McClelland vividly remembers being in the position of recent graduates — and now, during a pandemic, it’s harder than ever to make new connections that can jumpstart a career.
“One of the things that’s rewarding for me is always helping residents and students. I know I was in that position at one point, and it’s a particularly tough year and a tough time,” McClelland says.
“I think it’s important to try to give back as much as I can to support the new grads who are starting careers.”
John Davis (BS ’90), vice president and head of preclinical development at biopharmaceutical company Dyne Therapeutics, also enjoyed the opportunity to virtually reach out to the School’s students.

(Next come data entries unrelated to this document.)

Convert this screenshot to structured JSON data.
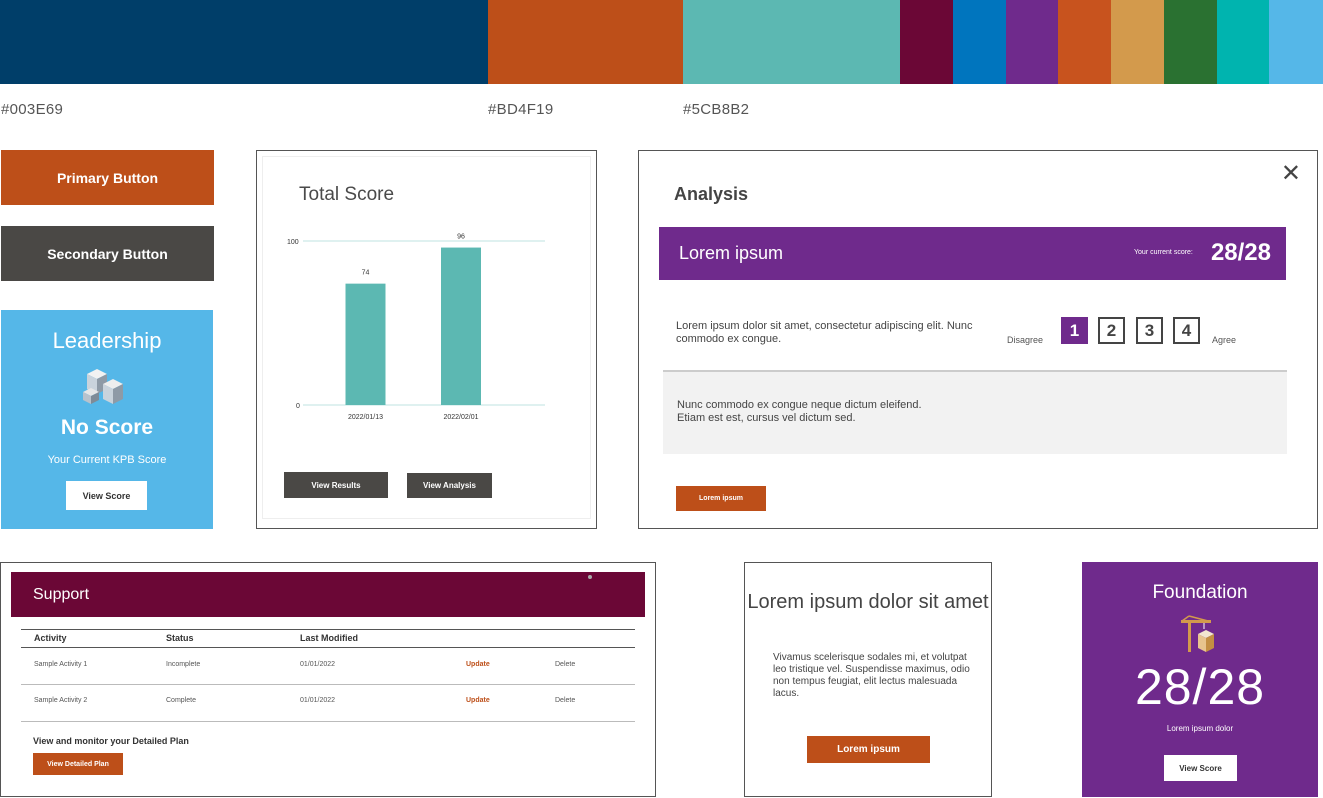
{
  "palette": {
    "primary_colors": [
      {
        "hex": "#003E69",
        "label": "#003E69"
      },
      {
        "hex": "#BD4F19",
        "label": "#BD4F19"
      },
      {
        "hex": "#5CB8B2",
        "label": "#5CB8B2"
      }
    ],
    "secondary_colors": [
      "#6B0736",
      "#0075BE",
      "#6F2A8C",
      "#C8531E",
      "#D39A4C",
      "#2A7131",
      "#00B4AF",
      "#55B7E8"
    ]
  },
  "buttons": {
    "primary_label": "Primary Button",
    "secondary_label": "Secondary Button"
  },
  "leadership_card": {
    "title": "Leadership",
    "icon": "buildings-icon",
    "score_text": "No Score",
    "subtitle": "Your Current KPB Score",
    "button_label": "View Score"
  },
  "total_score_card": {
    "title": "Total Score",
    "view_results_label": "View Results",
    "view_analysis_label": "View Analysis"
  },
  "chart_data": {
    "type": "bar",
    "title": "Total Score",
    "categories": [
      "2022/01/13",
      "2022/02/01"
    ],
    "values": [
      74,
      96
    ],
    "ylim": [
      0,
      100
    ],
    "ytick_labels": [
      "0",
      "100"
    ],
    "data_labels": [
      "74",
      "96"
    ],
    "grid": true,
    "bar_color": "#5CB8B2"
  },
  "analysis_modal": {
    "title": "Analysis",
    "close_icon": "close-icon",
    "band_label": "Lorem ipsum",
    "band_small_text": "Your current score:",
    "band_score": "28/28",
    "question": "Lorem ipsum dolor sit amet, consectetur adipiscing elit. Nunc commodo ex congue.",
    "scale_low_label": "Disagree",
    "scale_high_label": "Agree",
    "options": [
      "1",
      "2",
      "3",
      "4"
    ],
    "selected_option": "1",
    "note": "Nunc commodo ex congue neque dictum eleifend. Etiam est est, cursus vel dictum sed.",
    "button_label": "Lorem ipsum"
  },
  "support_table": {
    "title": "Support",
    "columns": [
      "Activity",
      "Status",
      "Last Modified"
    ],
    "rows": [
      {
        "activity": "Sample Activity 1",
        "status": "Incomplete",
        "modified": "01/01/2022",
        "update": "Update",
        "delete": "Delete"
      },
      {
        "activity": "Sample Activity 2",
        "status": "Complete",
        "modified": "01/01/2022",
        "update": "Update",
        "delete": "Delete"
      }
    ],
    "footer_text": "View and monitor your Detailed Plan",
    "button_label": "View Detailed Plan"
  },
  "lorem_card": {
    "title": "Lorem ipsum dolor sit amet",
    "body": "Vivamus scelerisque sodales mi, et volutpat leo tristique vel. Suspendisse maximus, odio non tempus feugiat, elit lectus malesuada lacus.",
    "button_label": "Lorem ipsum"
  },
  "foundation_card": {
    "title": "Foundation",
    "icon": "crane-icon",
    "score": "28/28",
    "subtitle": "Lorem ipsum dolor",
    "button_label": "View Score"
  }
}
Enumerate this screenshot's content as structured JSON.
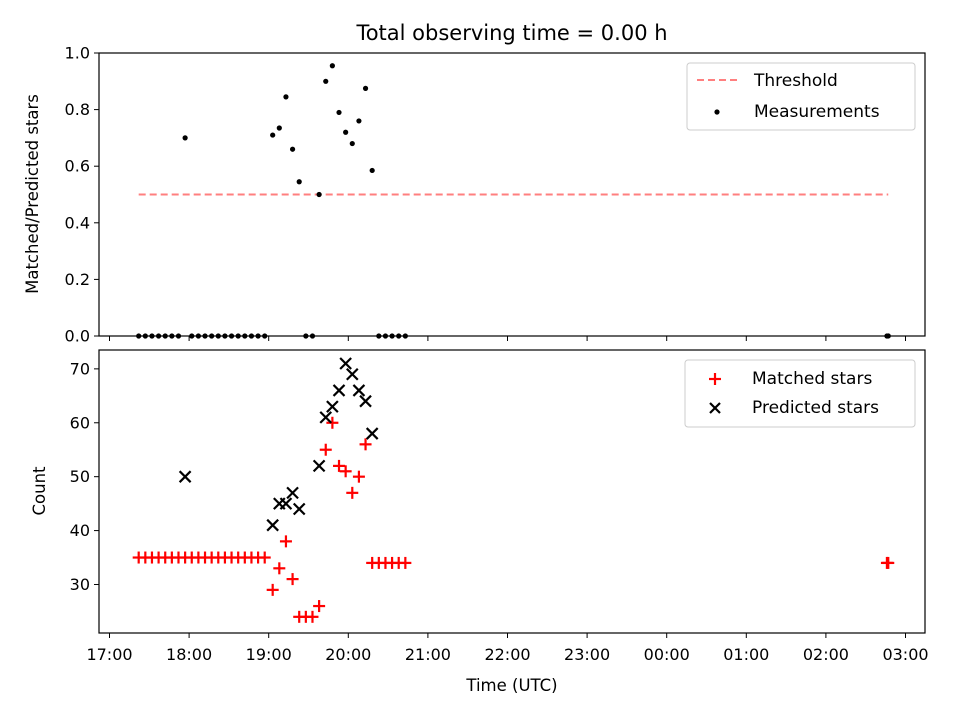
{
  "chart_data": [
    {
      "type": "scatter",
      "title": "Total observing time = 0.00 h",
      "xlabel": "",
      "ylabel": "Matched/Predicted stars",
      "ylim": [
        0,
        1.0
      ],
      "yticks": [
        "0.0",
        "0.2",
        "0.4",
        "0.6",
        "0.8",
        "1.0"
      ],
      "legend": {
        "placement": "top-right",
        "entries": [
          "Threshold",
          "Measurements"
        ]
      },
      "threshold": {
        "name": "Threshold",
        "y": 0.5,
        "x_start": "17:22",
        "x_end": "02:47",
        "color": "#ff7f7f",
        "style": "dashed"
      },
      "series": [
        {
          "name": "Measurements",
          "color": "#000000",
          "points": [
            [
              "17:22",
              0
            ],
            [
              "17:27",
              0
            ],
            [
              "17:32",
              0
            ],
            [
              "17:37",
              0
            ],
            [
              "17:42",
              0
            ],
            [
              "17:47",
              0
            ],
            [
              "17:52",
              0
            ],
            [
              "17:57",
              0.7
            ],
            [
              "18:02",
              0
            ],
            [
              "18:07",
              0
            ],
            [
              "18:12",
              0
            ],
            [
              "18:17",
              0
            ],
            [
              "18:22",
              0
            ],
            [
              "18:27",
              0
            ],
            [
              "18:32",
              0
            ],
            [
              "18:37",
              0
            ],
            [
              "18:42",
              0
            ],
            [
              "18:47",
              0
            ],
            [
              "18:52",
              0
            ],
            [
              "18:57",
              0
            ],
            [
              "19:03",
              0.71
            ],
            [
              "19:08",
              0.735
            ],
            [
              "19:13",
              0.845
            ],
            [
              "19:18",
              0.66
            ],
            [
              "19:23",
              0.545
            ],
            [
              "19:28",
              0
            ],
            [
              "19:33",
              0
            ],
            [
              "19:38",
              0.5
            ],
            [
              "19:43",
              0.9
            ],
            [
              "19:48",
              0.955
            ],
            [
              "19:53",
              0.79
            ],
            [
              "19:58",
              0.72
            ],
            [
              "20:03",
              0.68
            ],
            [
              "20:08",
              0.76
            ],
            [
              "20:13",
              0.875
            ],
            [
              "20:18",
              0.585
            ],
            [
              "20:23",
              0
            ],
            [
              "20:28",
              0
            ],
            [
              "20:33",
              0
            ],
            [
              "20:38",
              0
            ],
            [
              "20:43",
              0
            ],
            [
              "02:46",
              0
            ],
            [
              "02:47",
              0
            ]
          ]
        }
      ]
    },
    {
      "type": "scatter",
      "title": "",
      "xlabel": "Time (UTC)",
      "ylabel": "Count",
      "ylim": [
        21,
        73.5
      ],
      "yticks": [
        "30",
        "40",
        "50",
        "60",
        "70"
      ],
      "xticks": [
        "17:00",
        "18:00",
        "19:00",
        "20:00",
        "21:00",
        "22:00",
        "23:00",
        "00:00",
        "01:00",
        "02:00",
        "03:00"
      ],
      "legend": {
        "placement": "top-right",
        "entries": [
          "Matched stars",
          "Predicted stars"
        ]
      },
      "series": [
        {
          "name": "Matched stars",
          "color": "#ff0000",
          "marker": "+",
          "points": [
            [
              "17:22",
              35
            ],
            [
              "17:27",
              35
            ],
            [
              "17:32",
              35
            ],
            [
              "17:37",
              35
            ],
            [
              "17:42",
              35
            ],
            [
              "17:47",
              35
            ],
            [
              "17:52",
              35
            ],
            [
              "17:57",
              35
            ],
            [
              "18:02",
              35
            ],
            [
              "18:07",
              35
            ],
            [
              "18:12",
              35
            ],
            [
              "18:17",
              35
            ],
            [
              "18:22",
              35
            ],
            [
              "18:27",
              35
            ],
            [
              "18:32",
              35
            ],
            [
              "18:37",
              35
            ],
            [
              "18:42",
              35
            ],
            [
              "18:47",
              35
            ],
            [
              "18:52",
              35
            ],
            [
              "18:57",
              35
            ],
            [
              "19:03",
              29
            ],
            [
              "19:08",
              33
            ],
            [
              "19:13",
              38
            ],
            [
              "19:18",
              31
            ],
            [
              "19:23",
              24
            ],
            [
              "19:28",
              24
            ],
            [
              "19:33",
              24
            ],
            [
              "19:38",
              26
            ],
            [
              "19:43",
              55
            ],
            [
              "19:48",
              60
            ],
            [
              "19:53",
              52
            ],
            [
              "19:58",
              51
            ],
            [
              "20:03",
              47
            ],
            [
              "20:08",
              50
            ],
            [
              "20:13",
              56
            ],
            [
              "20:18",
              34
            ],
            [
              "20:23",
              34
            ],
            [
              "20:28",
              34
            ],
            [
              "20:33",
              34
            ],
            [
              "20:38",
              34
            ],
            [
              "20:43",
              34
            ],
            [
              "02:46",
              34
            ],
            [
              "02:47",
              34
            ]
          ]
        },
        {
          "name": "Predicted stars",
          "color": "#000000",
          "marker": "x",
          "points": [
            [
              "17:57",
              50
            ],
            [
              "19:03",
              41
            ],
            [
              "19:08",
              45
            ],
            [
              "19:13",
              45
            ],
            [
              "19:18",
              47
            ],
            [
              "19:23",
              44
            ],
            [
              "19:38",
              52
            ],
            [
              "19:43",
              61
            ],
            [
              "19:48",
              63
            ],
            [
              "19:53",
              66
            ],
            [
              "19:58",
              71
            ],
            [
              "20:03",
              69
            ],
            [
              "20:08",
              66
            ],
            [
              "20:13",
              64
            ],
            [
              "20:18",
              58
            ]
          ]
        }
      ]
    }
  ]
}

“Even though it’s been quite a while since I’ve been on campus, I have a growing relationship with the program,” says Davis, who matched with two graduates of the School’s Pharmacology and Toxicology program. “I jumped at this opportunity.”
He says watching students learn and grow can prove inspiring and rewarding, and he looks forward to seeing how his mentees seize new opportunities and make names for themselves.
“Getting to meet the students and hear what they’ve gotten out of the PharmTox program and how they’ve used it to leverage what they’re interested in doing is neat,” he says. “I think of what my experiences were and what I’ve done, but what I’ve done wasn’t necessarily the roadmap.”
All three mentors say they intend to meet with their mentees again and maintain the connection, and Nehls and Shapiro both say that the experience has been helpful and they look forward to having another connection.
“I’m really encouraged to know that the School wanted to support their students after graduation,” Shapiro says. “It makes me want to get more involved in the future and see how I can help students as well.”